The thing about software is that it is written by imperfect humans. That was the last thought I had a 4pm Friday after most of the team had gone home for the weekend. I usually don't script, but then a coworker was tasked to reboot a few servers remotely on a segment. A week prior we had used a system to reboot all workstations with a particular software so he asked me to take care of it.


I logged in and created the job, but before I could hit save I started hearing someone on the help desk ask if I was rebooting his machine. I had not even saved at this point, and figured it was someone pulling a prank. Just to be sure I check the deployment logs, and sure enough the previous job I had setup started rebooting all workstations even though it had not been touched and was not scheduled. Not understanding what happened I canceled the job, and got out of the system.

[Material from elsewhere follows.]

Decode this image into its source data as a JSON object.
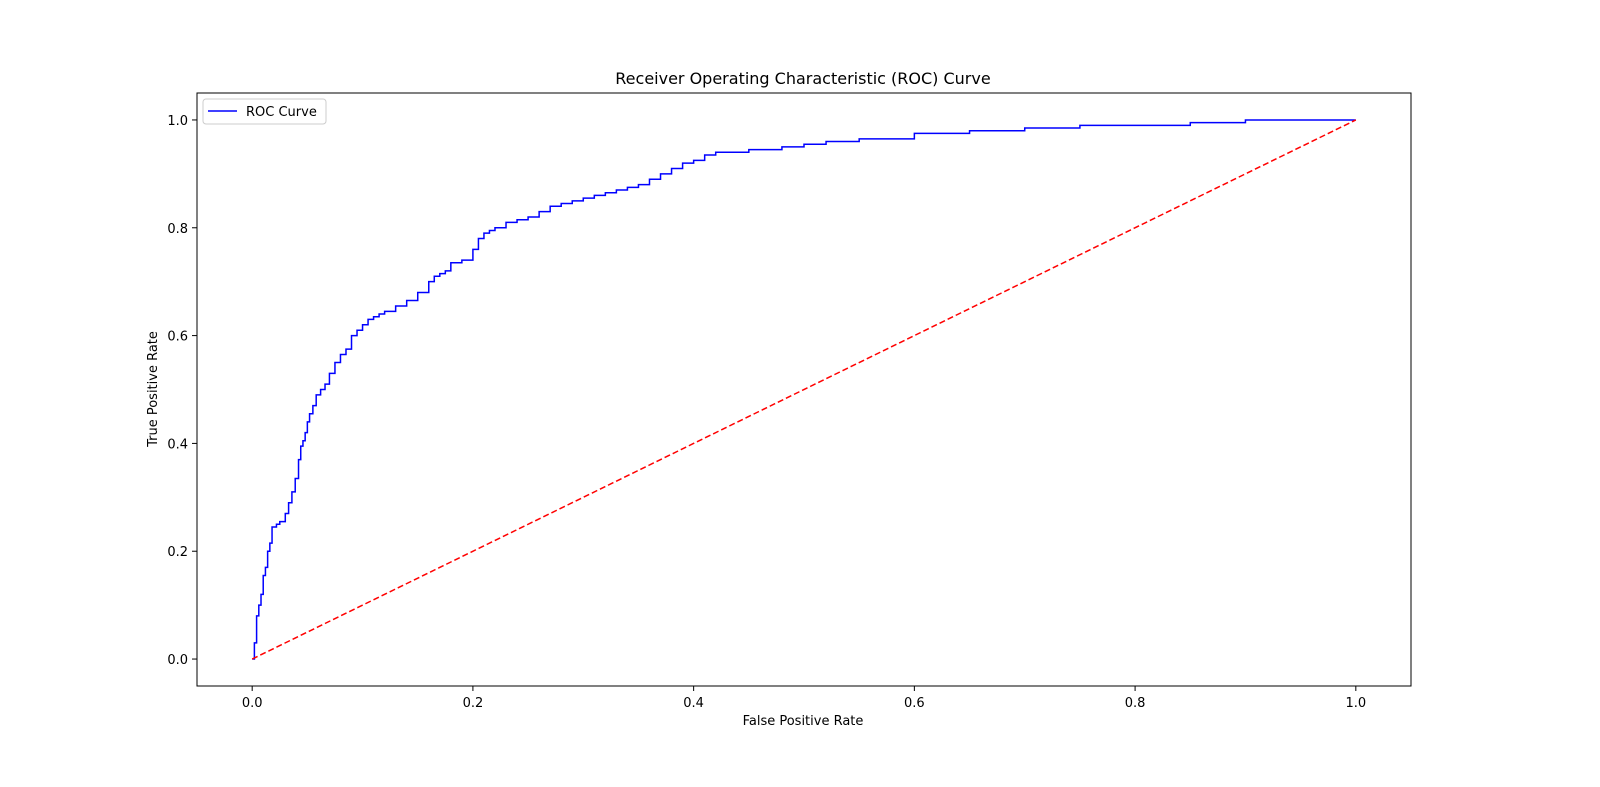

About 5 minutes later the workstations started to reboot again. So I called the VM System admin, and had him disconnect the network on the server causing everything to reboot. This caused a lot of phone calls, but interestingly enough no one important knew until I called it in. Looking back a lot of updates finished installing properly after this mass reboot.


The following Monday I called up the software company and they identified a bug, that by simply visiting a page would kick off past software deployment packages. It took them about a month to fix it. This is why I looked into Solarwind's Patch Manager.


No Servers were harmed or rebooted in this incident.